Work versus home: it's a conflict all parents deal with in one form or another. But what about the ways that parenting and work complement each other? What about all the skills you develop as a parent that help you out at work, and all the skills you learn at work that you can bring into parenting? There are more of these than you think, and I suggest you use them to your advantage as soon as possible.
1. Offer options that aren't really options
This is probably my favorite parenting trick of all time. “Manuel, do you want to put your socks on all by yourself, or do you want Mommy to help you?” It's genius, and it works just as well at work. “Sharon, would you like me to take my vacation next week, or during our busy season?” The non-option option is how you get to wear socks and go to Hawaii.
2. The sweeter you are, the scarier you are
Few things are scarier to a child than a parent who responds to a tantrum with a soft voice and a smile. And if your boss asks you to re-do your project for the fourth time using the same tone of voice she uses to ask the waiter if she can have her salad dressing on the side, then guess who's working late on Friday? You are.
3. Never let them see you surprised
To fool adults or children into thinking you're in control, you can't let them catch you off-guard. So when your child asks you if you can "drown a penis," or your employee asks if he can come in at 11 because he's “not a morning person,” you need to act like it's the third time you've answered that question in the past half-hour. You are a powerful robot — never forget that.
4. Low expectations lead to happiness
Parents don't go into a weekend with the kids saying things like, “This is going to be the best weekend ever. What could possibly go wrong?” That's the attitude of a parent who isn't actually a parent because they have never spent any time around children. No parent would ever be foolish enough to ask, “What could possibly go wrong,” because they know that the answer is, “All of it.” Instead, finish a weekend of disappointments and time-outs saying, “Huh. That wasn't so bad!” That's how parents stay happy. Employees stay happy by saying, “I got a few things done, and no one spat at me today. I deserve a margarita.” Always expect the worst so you can be pleasantly surprised by the pretty good.

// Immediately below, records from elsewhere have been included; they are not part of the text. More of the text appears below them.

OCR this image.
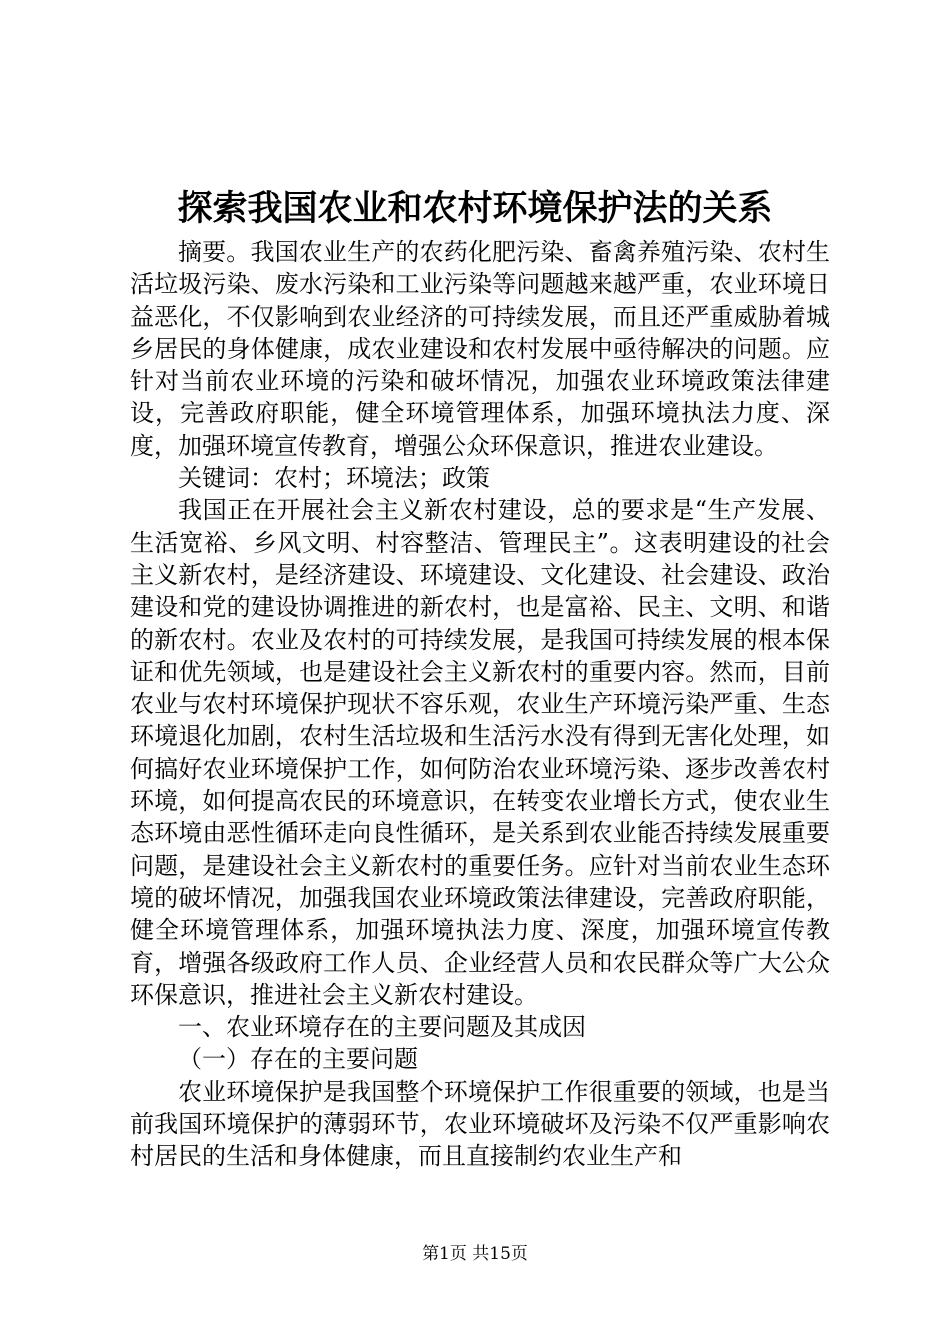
探索我国农业和农村环境保护法的关系

摘要。我国农业生产的农药化肥污染、畜禽养殖污染、农村生活垃圾污染、废水污染和工业污染等问题越来越严重，农业环境日益恶化，不仅影响到农业经济的可持续发展，而且还严重威胁着城乡居民的身体健康，成农业建设和农村发展中亟待解决的问题。应针对当前农业环境的污染和破坏情况，加强农业环境政策法律建设，完善政府职能，健全环境管理体系，加强环境执法力度、深度，加强环境宣传教育，增强公众环保意识，推进农业建设。

关键词：农村；环境法；政策

我国正在开展社会主义新农村建设，总的要求是“生产发展、生活宽裕、乡风文明、村容整洁、管理民主”。这表明建设的社会主义新农村，是经济建设、环境建设、文化建设、社会建设、政治建设和党的建设协调推进的新农村，也是富裕、民主、文明、和谐的新农村。农业及农村的可持续发展，是我国可持续发展的根本保证和优先领域，也是建设社会主义新农村的重要内容。然而，目前农业与农村环境保护现状不容乐观，农业生产环境污染严重、生态环境退化加剧，农村生活垃圾和生活污水没有得到无害化处理，如何搞好农业环境保护工作，如何防治农业环境污染、逐步改善农村环境，如何提高农民的环境意识，在转变农业增长方式，使农业生态环境由恶性循环走向良性循环，是关系到农业能否持续发展重要问题，是建设社会主义新农村的重要任务。应针对当前农业生态环境的破坏情况，加强我国农业环境政策法律建设，完善政府职能，健全环境管理体系，加强环境执法力度、深度，加强环境宣传教育，增强各级政府工作人员、企业经营人员和农民群众等广大公众环保意识，推进社会主义新农村建设。

一、农业环境存在的主要问题及其成因

（一）存在的主要问题

农业环境保护是我国整个环境保护工作很重要的领域，也是当前我国环境保护的薄弱环节，农业环境破坏及污染不仅严重影响农村居民的生活和身体健康，而且直接制约农业生产和

第1页 共15页
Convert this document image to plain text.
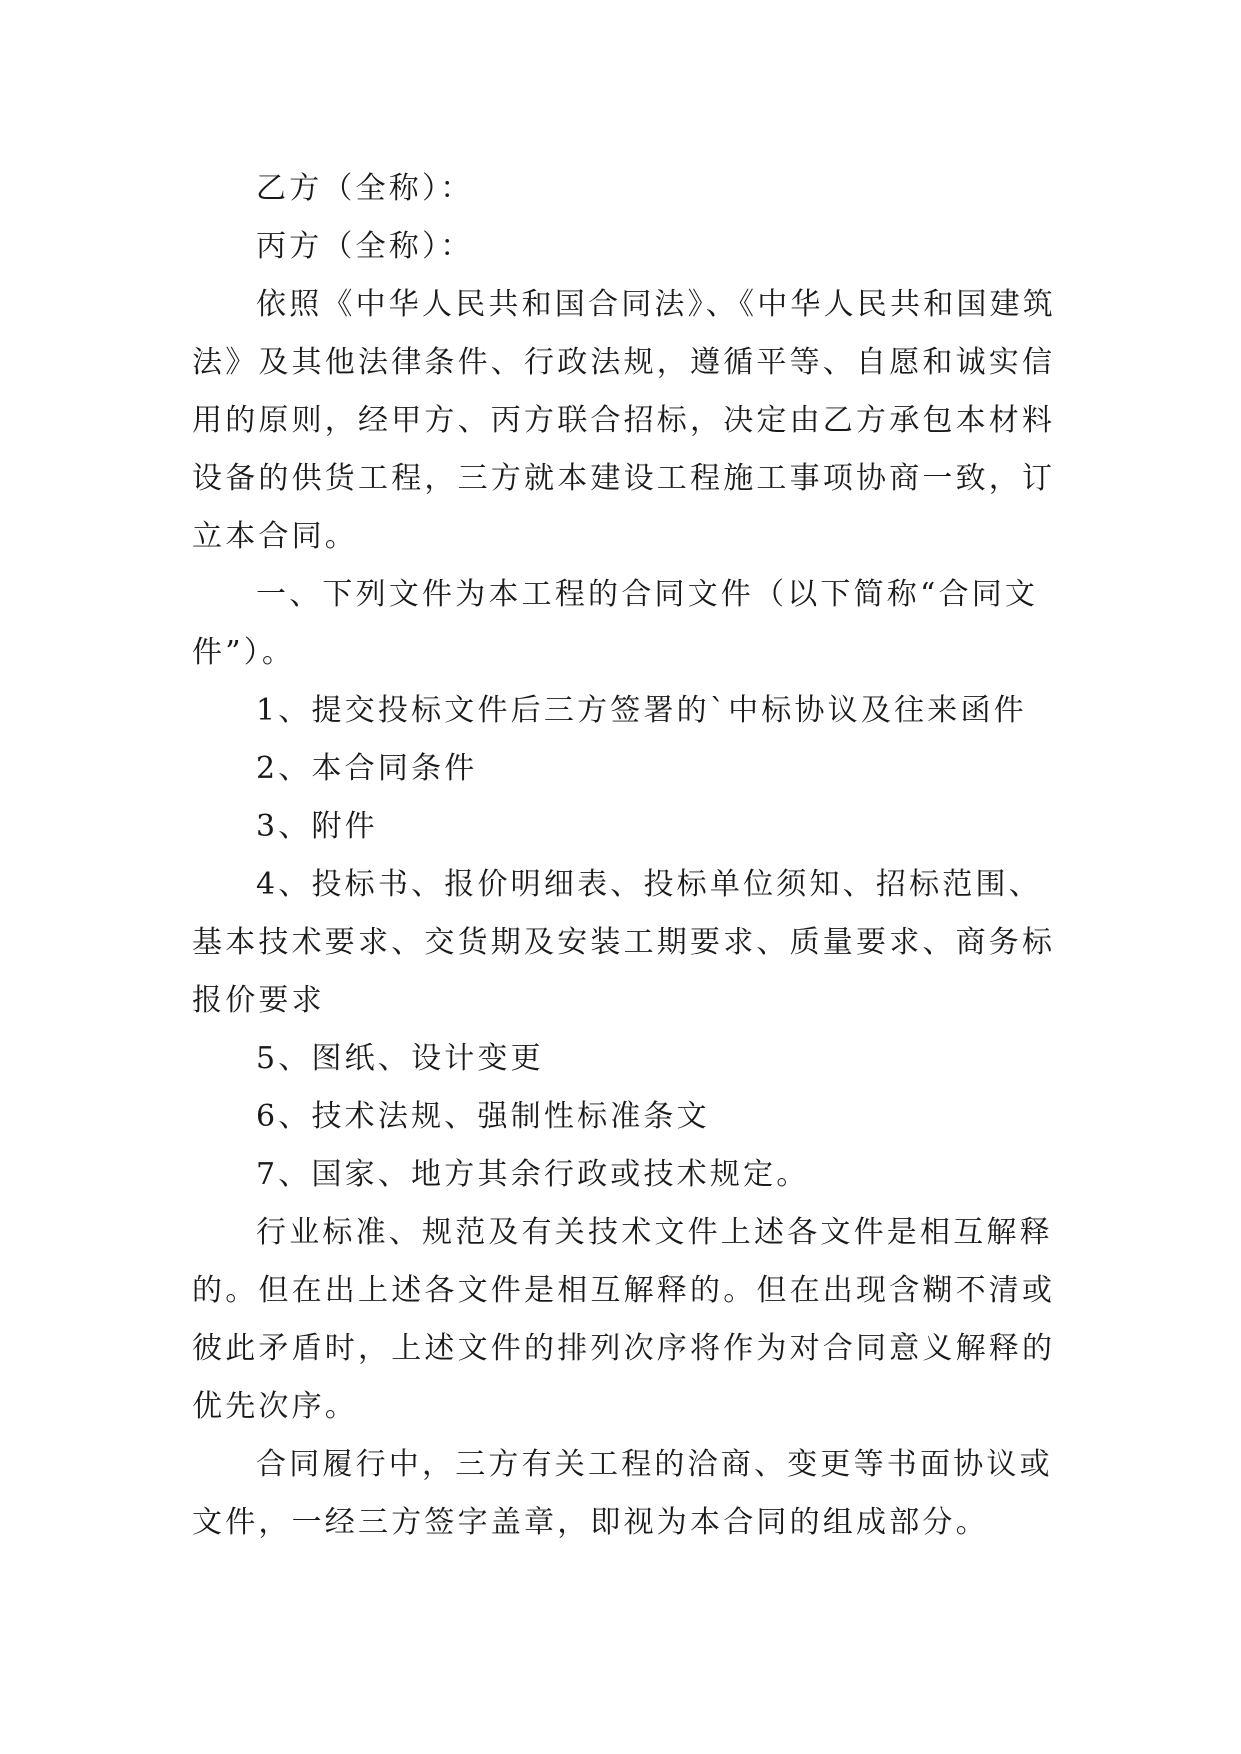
乙方（全称）：
丙方（全称）：
依照《中华人民共和国合同法》、《中华人民共和国建筑
法》及其他法律条件、行政法规，遵循平等、自愿和诚实信
用的原则，经甲方、丙方联合招标，决定由乙方承包本材料
设备的供货工程，三方就本建设工程施工事项协商一致，订
立本合同。
一、下列文件为本工程的合同文件（以下简称“合同文
件”）。
1、提交投标文件后三方签署的`中标协议及往来函件
2、本合同条件
3、附件
4、投标书、报价明细表、投标单位须知、招标范围、
基本技术要求、交货期及安装工期要求、质量要求、商务标
报价要求
5、图纸、设计变更
6、技术法规、强制性标准条文
7、国家、地方其余行政或技术规定。
行业标准、规范及有关技术文件上述各文件是相互解释
的。但在出上述各文件是相互解释的。但在出现含糊不清或
彼此矛盾时，上述文件的排列次序将作为对合同意义解释的
优先次序。
合同履行中，三方有关工程的洽商、变更等书面协议或
文件，一经三方签字盖章，即视为本合同的组成部分。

5. Busywork is how you get things done
Sometimes, Momma needs to read the next chapter of her book or finish a project for work that is due in an hour. That's when you ask your children to sort the Legos by color, or your intern to make sure your already alphabetized files are still alphabetized.
6. Bonuses and bribery get stuff done
There are few things that can't be accomplished with the promise of ice cream or a Starbucks gift card.
7. Creativity is key
In parenting and at the office, sometimes you need to make something out of nothing. That's how kids build forts out of dusty cardboard boxes you found in the garage, and how new programs get designed with a week's notice and $20.
8. Goal-setting is pointless
At my former job, my supervisor would ask me to set goals for each year. I hated this because I could never come up with anything more specific than, “Continue to do a good job.” Over the next year, I would love it if my kids finally learned how to tie their own shoelaces, but like birthday wishes, dreams don't come true if you say them out loud.
9. Dress for the job you want
If you want to move up in the professional world, you're advised to dress the part. As a parent who wants to go back to sleep, I choose to wear pajamas. It's all about those silent signals you send out to the universe.
10. Waste time getting coffee
Summer is a great time to take your kids to the far-away Starbucks drive-through for no reason other than you have absolutely no clue what to do with them. Coffee breaks are also a great time-waster when you are out of ideas at work, plus they sound professional because people assume that you need the coffee so you can do more work. I also recommend walking slowly and then saying there was a huge line when you get back 30 minutes later.
11. Lie to everyone by talking up bad times
Tell your employees how much they are going to love this new time-keeping or billing system that you've put in. Tell them how much easier it will make their lives after they complete the 20 hours of training required to use it. This also works with kids for things like dental appointments.
12. Sometimes you just have to wrap it up and go home
It's important to know your limits. You can't overwork yourself or else you'll get burnt out, and then you'll be no good to anyone. Know when it's time to say, “I'm going to have to finish this tomorrow. I need to go home now,” or, “You can stay up as late as you want so long as you stay in your bedrooom, keep quiet, and don't bother me.” Take the breaks you need so you can avoid a public meltdown; it's better for all involved.